Running the Examples
--------------------

**Prerequisites:**

.. code-block:: bash

   # Install with examples dependencies
   pip install evoaug2[examples]
   
   # Or install from source
   git clone https://github.com/aduranu/evoaug.git
   cd evoaug
   pip install -e .[examples]

**Download Data (for DeepSTARR examples):**

.. code-block:: bash

   # Download DeepSTARR dataset
   wget https://zenodo.org/record/7265991/files/DeepSTARR_data.h5
   
   # Or use the provided script
   python -c "from evoaug_utils import utils; utils.download_deepstarr_data()"

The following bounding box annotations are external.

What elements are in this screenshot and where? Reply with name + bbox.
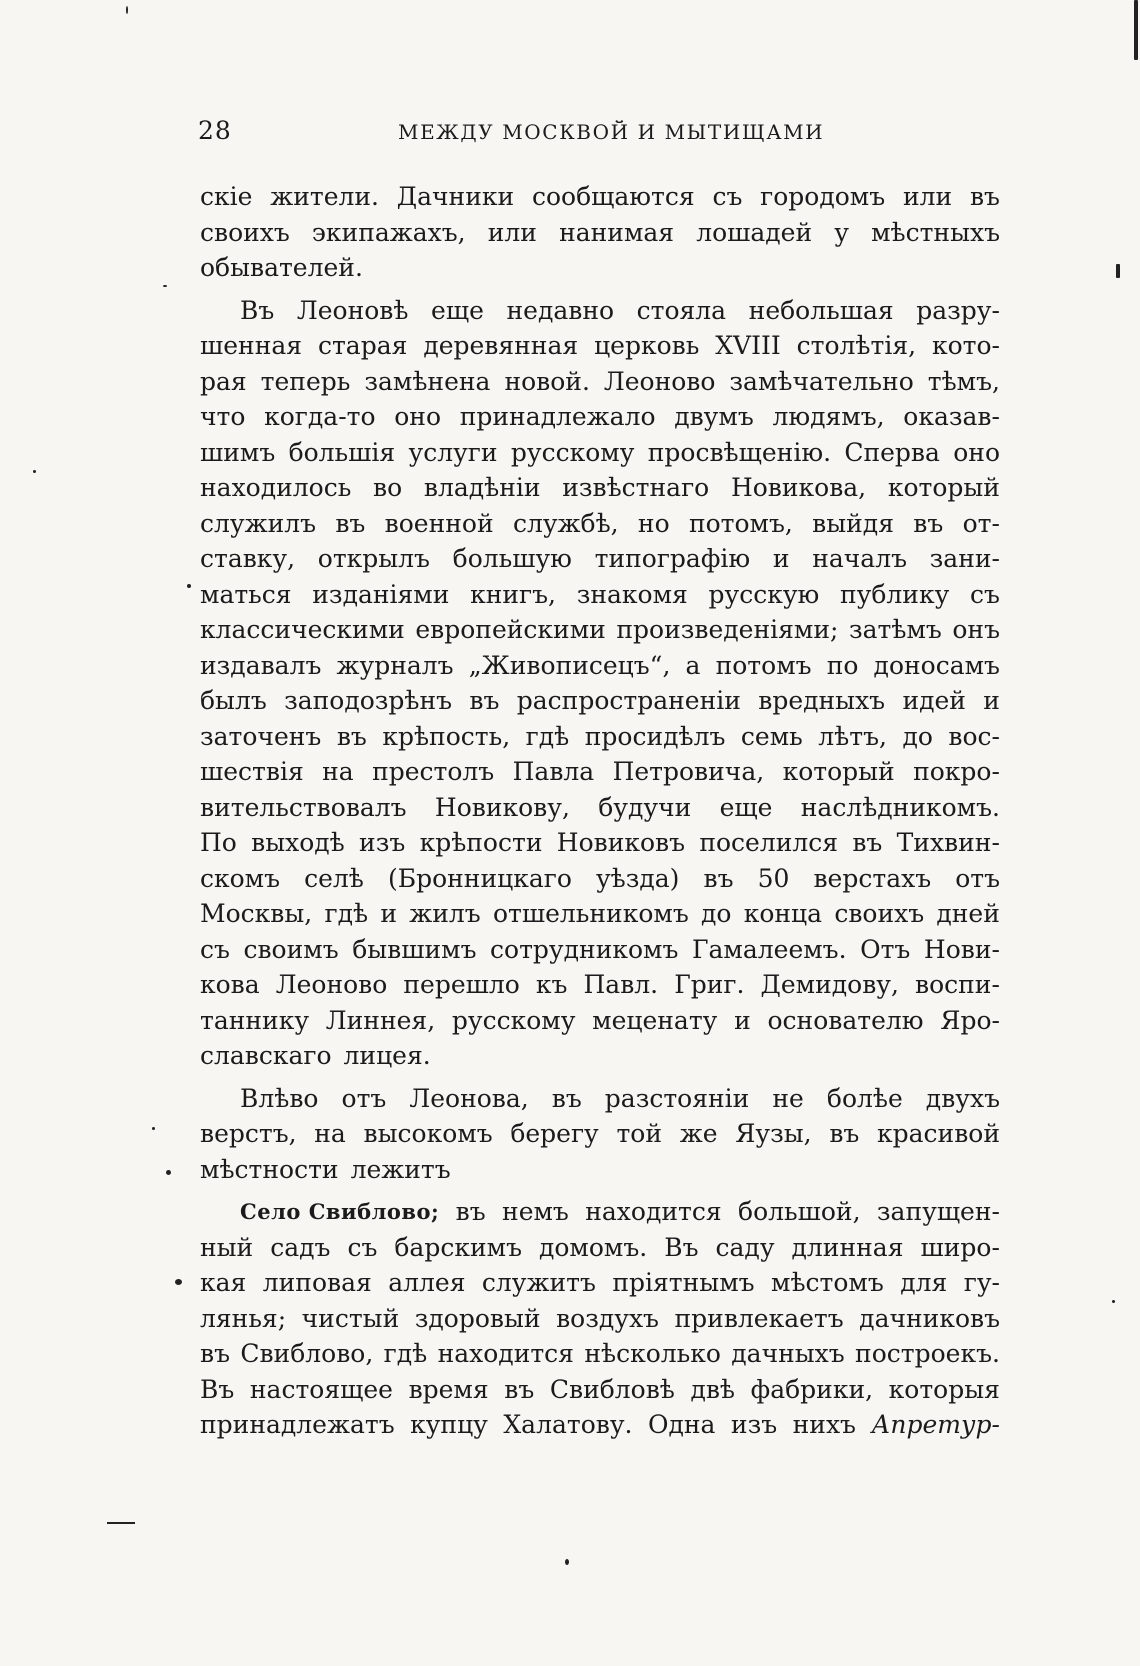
word: нихъ	[792, 1410, 856, 1439]
word: своихъ	[834, 899, 925, 928]
text-line	[200, 1336, 1000, 1372]
word: въ	[336, 721, 367, 751]
text-line	[200, 215, 1000, 251]
word: красивой	[877, 1119, 1000, 1148]
text-line	[200, 967, 1000, 1003]
word: знакомя	[576, 579, 688, 609]
word: которыя	[888, 1374, 1000, 1404]
text-line	[200, 861, 1000, 897]
word: Сперва	[844, 437, 940, 467]
word: въ	[852, 828, 883, 857]
word: изданіями	[312, 579, 450, 609]
word: Леоново	[275, 970, 388, 999]
word: дачныхъ	[731, 1339, 845, 1368]
word: шенная	[200, 331, 303, 360]
word: служилъ	[200, 508, 317, 538]
text-line	[200, 1038, 1000, 1074]
scan-speck	[175, 1279, 182, 1285]
word: и	[983, 686, 1000, 715]
word: Отъ	[860, 934, 911, 964]
word: и	[734, 1005, 751, 1035]
text-line	[200, 1265, 1000, 1301]
word: зани-	[929, 544, 1000, 573]
word: городомъ	[760, 182, 886, 211]
text-line	[200, 1372, 1000, 1408]
word: который	[782, 757, 895, 786]
scan-speck	[1112, 1300, 1115, 1303]
word: Одна	[647, 1410, 716, 1439]
word: и	[772, 544, 790, 573]
word: мѣстомъ	[771, 1268, 884, 1297]
word: служитъ	[481, 1268, 596, 1297]
word: Павл.	[583, 970, 659, 999]
word: Тихвин-	[896, 828, 1000, 857]
word: оказав-	[903, 402, 1000, 431]
word: основателю	[767, 1005, 924, 1035]
word: принадлежало	[459, 402, 656, 431]
word: церковь	[594, 331, 700, 360]
text-line	[200, 179, 1000, 215]
word: людямъ,	[772, 402, 885, 431]
word: время	[408, 1374, 489, 1404]
word: съ	[200, 934, 230, 964]
word: замѣнена	[364, 366, 491, 396]
running-title: МЕЖДУ МОСКВОЙ И МЫТИЩАМИ	[398, 120, 825, 144]
word: дачниковъ	[859, 1303, 1000, 1333]
word: покро-	[913, 757, 1000, 786]
word: фабрики,	[750, 1374, 874, 1404]
word: широ-	[920, 1232, 1000, 1262]
word: Въ	[664, 1232, 699, 1262]
word: верстахъ	[813, 863, 932, 893]
word: жители.	[270, 182, 379, 211]
word: потомъ	[715, 650, 812, 680]
word: еще	[719, 792, 773, 822]
text-line	[200, 648, 1000, 684]
word: недавно	[506, 295, 615, 325]
word: просвѣщенію.	[647, 437, 832, 467]
word: гдѣ	[383, 1339, 428, 1368]
word: Дачники	[396, 182, 515, 211]
word: заподозрѣнъ	[284, 686, 453, 715]
word: Леоново	[603, 366, 716, 396]
word: своимъ	[243, 934, 339, 964]
scan-speck	[163, 285, 167, 287]
word: крѣпости	[419, 828, 543, 857]
text-line	[200, 825, 1000, 861]
word: лицея.	[343, 1041, 431, 1070]
word: воспи-	[915, 970, 1000, 999]
word: нанимая	[559, 217, 675, 247]
word: той	[616, 1119, 663, 1148]
word: отъ	[955, 863, 1000, 893]
word: на	[314, 1119, 346, 1148]
word: разру-	[916, 295, 1000, 325]
word: семь	[740, 721, 803, 751]
word: двухъ	[925, 1083, 1000, 1113]
word: от-	[962, 508, 1000, 538]
word: Въ	[240, 295, 275, 325]
word: онъ	[952, 615, 1000, 644]
word: лянья;	[200, 1303, 287, 1333]
word: поселился	[699, 828, 839, 857]
word: Линнея,	[325, 1005, 436, 1035]
word: Нови-	[923, 934, 1000, 964]
word: кова	[200, 970, 260, 999]
word: мѣстности	[200, 1154, 339, 1184]
word: Гамалеемъ.	[691, 934, 847, 964]
text-line	[200, 577, 1000, 613]
word: европейскими	[415, 615, 606, 644]
word: издавалъ	[200, 650, 322, 680]
word: воздухъ	[556, 1303, 659, 1333]
word: двѣ	[690, 1374, 736, 1404]
word: владѣніи	[423, 473, 541, 502]
word: въ	[969, 182, 1000, 211]
word: своихъ	[200, 217, 290, 247]
word: высокомъ	[363, 1119, 493, 1148]
word: русскую	[708, 579, 820, 609]
word: журналъ	[336, 650, 454, 680]
text-line	[200, 364, 1000, 400]
word: книгъ,	[470, 579, 556, 609]
word: По	[200, 828, 237, 857]
word: обывателей.	[200, 253, 363, 282]
word: наслѣдникомъ.	[800, 792, 1000, 822]
word: кото-	[931, 331, 1000, 360]
word: изъ	[359, 828, 406, 857]
text-line	[200, 1301, 1000, 1337]
word: XVIII	[715, 331, 781, 360]
word: въ	[703, 863, 734, 893]
word: въ	[829, 1119, 860, 1148]
word: лошадей	[696, 217, 813, 247]
word: идей	[902, 686, 966, 715]
word: селѣ	[304, 863, 364, 893]
word: шимъ	[200, 437, 276, 467]
text-line	[200, 1116, 1000, 1152]
word: въ	[551, 1083, 582, 1113]
word: въ	[913, 508, 944, 538]
word: сотрудникомъ	[490, 934, 679, 964]
word: липовая	[262, 1268, 372, 1297]
word: (Бронницкаго	[387, 863, 572, 893]
word: „Живописецъ“,	[468, 650, 671, 680]
word: на	[322, 757, 354, 786]
word: оно	[953, 437, 1000, 467]
word: у	[834, 217, 849, 247]
word: съ	[970, 579, 1000, 609]
word: теперь	[260, 366, 351, 396]
word: военной	[384, 508, 494, 538]
word: домомъ.	[538, 1232, 648, 1262]
word: пріятнымъ	[612, 1268, 755, 1297]
word: извѣстнаго	[562, 473, 710, 502]
word: потомъ,	[688, 508, 793, 538]
word: экипажахъ,	[311, 217, 466, 247]
word: жилъ	[409, 899, 481, 928]
scan-mark-line	[107, 1522, 135, 1524]
word: оно	[394, 402, 441, 431]
word: маться	[200, 579, 292, 609]
word: съ	[347, 1232, 378, 1262]
word: Халатову.	[503, 1410, 633, 1439]
word: во	[373, 473, 403, 502]
word: барскимъ	[394, 1232, 522, 1262]
word: съ	[712, 182, 743, 211]
text-line	[200, 541, 1000, 577]
word: таннику	[200, 1005, 310, 1035]
scan-speck	[565, 1559, 569, 1565]
word: длинная	[791, 1232, 904, 1262]
word: Леонова,	[409, 1083, 529, 1113]
word: службѣ,	[512, 508, 619, 538]
word: или	[487, 217, 537, 247]
word: просидѣлъ	[584, 721, 726, 751]
text-line	[200, 328, 1000, 364]
word: крѣпость,	[382, 721, 511, 751]
word: Свибловѣ	[549, 1374, 675, 1404]
word: настоящее	[249, 1374, 393, 1404]
scan-speck	[1134, 0, 1138, 60]
word: тѣмъ,	[927, 366, 1000, 396]
word: но	[637, 508, 670, 538]
word: публику	[840, 579, 950, 609]
word: здоровый	[414, 1303, 541, 1333]
scan-speck	[166, 1170, 171, 1175]
word: сообщаются	[531, 182, 695, 211]
word: Влѣво	[240, 1083, 319, 1113]
word: мѣстныхъ	[871, 217, 1000, 247]
text-line	[200, 1230, 1000, 1266]
word: распространеніи	[516, 686, 741, 715]
word: берегу	[510, 1119, 599, 1148]
word: по	[826, 650, 859, 680]
text-line	[200, 435, 1000, 471]
text-line	[200, 683, 1000, 719]
word: рая	[200, 366, 247, 396]
word: Яузы,	[735, 1119, 812, 1148]
word: до	[902, 721, 933, 751]
word: находилось	[200, 473, 352, 502]
word: старая	[317, 331, 408, 360]
word: выйдя	[812, 508, 894, 538]
word: Яро-	[940, 1005, 1000, 1035]
word: перешло	[403, 970, 520, 999]
text-line	[200, 1003, 1000, 1039]
word: произведеніями;	[616, 615, 839, 644]
word: гдѣ	[525, 721, 570, 751]
word: русскому	[451, 1005, 576, 1035]
word: или	[902, 182, 953, 211]
body-text	[200, 179, 1000, 1443]
text-line	[200, 293, 1000, 329]
word: а	[685, 650, 701, 680]
text-line	[200, 1081, 1000, 1117]
word: лежитъ	[350, 1154, 451, 1184]
word: въ	[455, 1197, 486, 1226]
text-line	[200, 612, 1000, 648]
word: же	[679, 1119, 718, 1148]
word: бывшимъ	[352, 934, 477, 964]
word: доносамъ	[873, 650, 1000, 680]
bold-lead-phrase: Село Свиблово;	[240, 1199, 440, 1224]
word: находится	[585, 1197, 722, 1226]
word: уѣзда)	[595, 863, 680, 893]
word: скомъ	[200, 863, 281, 893]
word: замѣчательно	[729, 366, 914, 396]
scan-speck	[187, 584, 191, 588]
word: болѣе	[826, 1083, 903, 1113]
text-line	[200, 1194, 1000, 1230]
text-line	[200, 470, 1000, 506]
word: шествія	[200, 757, 304, 786]
word: принадлежатъ	[200, 1410, 395, 1439]
word: еще	[431, 295, 484, 325]
word: престолъ	[372, 757, 495, 786]
word: чистый	[301, 1303, 400, 1333]
word: отъ	[341, 1083, 387, 1113]
word: въ	[335, 508, 366, 538]
word: классическими	[200, 615, 405, 644]
word: въ	[200, 1339, 230, 1368]
word: русскому	[510, 437, 635, 467]
word: въ	[504, 1374, 535, 1404]
word: вредныхъ	[758, 686, 886, 715]
text-line	[200, 399, 1000, 435]
word: Новикова,	[730, 473, 867, 502]
word: отшельникомъ	[492, 899, 689, 928]
word: былъ	[200, 686, 267, 715]
word: столѣтія,	[796, 331, 917, 360]
word: типографію	[594, 544, 751, 573]
word: ный	[200, 1232, 254, 1262]
word: который	[887, 473, 1000, 502]
word: открылъ	[317, 544, 430, 573]
word: къ	[535, 970, 568, 999]
text-line	[200, 896, 1000, 932]
text-line	[200, 790, 1000, 826]
word: большой,	[738, 1197, 861, 1226]
word: для	[900, 1268, 948, 1297]
word: стояла	[636, 295, 727, 325]
word: и	[380, 899, 397, 928]
word: Свиблово,	[240, 1339, 374, 1368]
word: 50	[757, 863, 790, 893]
word: выходѣ	[251, 828, 345, 857]
word: Григ.	[674, 970, 745, 999]
word: Новиковъ	[556, 828, 686, 857]
word: двумъ	[674, 402, 754, 431]
word: разстояніи	[604, 1083, 750, 1113]
scan-speck	[33, 470, 36, 473]
page-header	[198, 116, 998, 156]
word: привлекаетъ	[674, 1303, 844, 1333]
text-line	[200, 932, 1000, 968]
word: вительствовалъ	[200, 792, 407, 822]
italic-continuation: Апретур-	[871, 1410, 1000, 1439]
text-line	[200, 754, 1000, 790]
word: меценату	[592, 1005, 718, 1035]
word: находится	[437, 1339, 574, 1368]
word: ставку,	[200, 544, 296, 573]
word: не	[772, 1083, 804, 1113]
word: лѣтъ,	[818, 721, 887, 751]
word: конца	[743, 899, 823, 928]
word: вос-	[948, 721, 1000, 751]
word: что	[200, 402, 246, 431]
word: верстъ,	[200, 1119, 297, 1148]
word: затѣмъ	[849, 615, 942, 644]
word: началъ	[812, 544, 907, 573]
word: кая	[200, 1268, 247, 1297]
word: когда-то	[264, 402, 376, 431]
page-number: 28	[198, 116, 232, 145]
word: деревянная	[423, 331, 579, 360]
word: услуги	[408, 437, 498, 467]
scan-speck	[126, 6, 128, 14]
text-line	[200, 1152, 1000, 1188]
scan-speck	[152, 1127, 155, 1130]
word: скіе	[200, 182, 253, 211]
text-line	[200, 719, 1000, 755]
word: славскаго	[200, 1041, 332, 1070]
word: Петровича,	[612, 757, 765, 786]
word: дней	[936, 899, 1000, 928]
word: изъ	[730, 1410, 778, 1439]
scan-speck	[1116, 264, 1120, 278]
word: Павла	[512, 757, 595, 786]
word: будучи	[598, 792, 692, 822]
word: садъ	[270, 1232, 331, 1262]
word: запущен-	[876, 1197, 1000, 1226]
word: большую	[452, 544, 572, 573]
text-line	[200, 1407, 1000, 1443]
word: построекъ.	[855, 1339, 1000, 1368]
word: заточенъ	[200, 721, 322, 751]
text-line	[200, 506, 1000, 542]
word: гу-	[963, 1268, 1000, 1297]
word: въ	[469, 686, 500, 715]
word: Новикову,	[434, 792, 570, 822]
word: нѣсколько	[584, 1339, 721, 1368]
word: немъ	[502, 1197, 569, 1226]
word: новой.	[504, 366, 590, 396]
word: небольшая	[748, 295, 894, 325]
word: аллея	[388, 1268, 466, 1297]
text-line	[200, 250, 1000, 286]
word: Демидову,	[760, 970, 899, 999]
word: Въ	[200, 1374, 235, 1404]
word: купцу	[410, 1410, 488, 1439]
word: Москвы,	[200, 899, 313, 928]
word: саду	[715, 1232, 775, 1262]
word: гдѣ	[324, 899, 369, 928]
word: Леоновѣ	[296, 295, 409, 325]
word: большія	[288, 437, 396, 467]
word: до	[701, 899, 732, 928]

**Run Lightning Example:**

.. code-block:: bash

   python example_lightning_module.py

**Run Vanilla PyTorch Example:**

.. code-block:: bash

   python example_vanilla_pytorch.py

Example Outputs
---------------

**Training Progress:**
- Loss curves for each stage
- Validation metrics
- Augmentation statistics

**Model Checkpoints:**
- Stage 1: Augmented model
- Stage 2: Fine-tuned model
- Control: Standard training model

**Performance Comparison:**
- Correlation metrics (Pearson, Spearman)
- Visualization plots
- Statistical analysis

**Generated Files:**
- Trained models (.ckpt files)
- Performance plots (.png files)
- Training logs
- Evaluation results

Customizing Examples
--------------------

**Modify Augmentation Parameters:**

.. code-block:: python

   # Adjust mutation rate
   RandomMutation(mut_frac=0.1)  # 10% mutation rate
   
   # Change deletion range
   RandomDeletion(delete_min=5, delete_max=50)  # 5-50 nucleotides
   
   # Modify translocation range
   RandomTranslocation(shift_min=10, shift_max=30)  # 10-30 shifts

**Change Training Parameters:**

.. code-block:: python

   # Adjust learning rates
   learning_rate = 0.0005  # Lower for fine-tuning
   
   # Modify epochs
   max_epochs = 50         # Fewer epochs for quick testing
   finetune_epochs = 3     # Shorter fine-tuning
   
   # Change batch size
   batch_size = 64         # Smaller for memory constraints

**Custom Datasets:**

.. code-block:: python

   # Load your own data
   from evoaug_utils import utils
   
   # Custom H5Dataset
   dataset = utils.H5Dataset(
       filepath='your_data.h5',
       batch_size=32,
       lower_case=False,
       transpose=False
   )
   
   # Or use numpy arrays
   sequences = np.load('sequences.npy')
   labels = np.load('labels.npy')

Troubleshooting Examples
------------------------

**Common Issues:**

1. **Memory Errors:**
   - Reduce batch size
   - Use gradient accumulation
   - Enable mixed precision training

2. **Data Loading Issues:**
   - Check file paths
   - Verify data format
   - Ensure sufficient disk space

3. **Training Instability:**
   - Adjust learning rate
   - Check augmentation parameters
   - Verify data preprocessing

**Getting Help:**

- Check the :doc:`user_guide/troubleshooting` section
- Review example logs and error messages
- Consult the `GitHub Issues <https://github.com/aduranu/evoaug/issues>`_ page

Next Steps
----------

After running the examples:

1. **Modify Parameters:** Experiment with different augmentation settings
2. **Custom Datasets:** Apply to your own genomic data
3. **Advanced Usage:** Explore the :doc:`user_guide` for detailed explanations
4. **API Reference:** Check the :doc:`api/evoaug` for all available options

**Example Modifications:**

- Change augmentation types and parameters
- Modify model architectures
- Adjust training schedules
- Add custom evaluation metrics
- Integrate with other frameworks

The examples provide a solid foundation for understanding EvoAug2's capabilities and can be easily adapted for your specific use cases.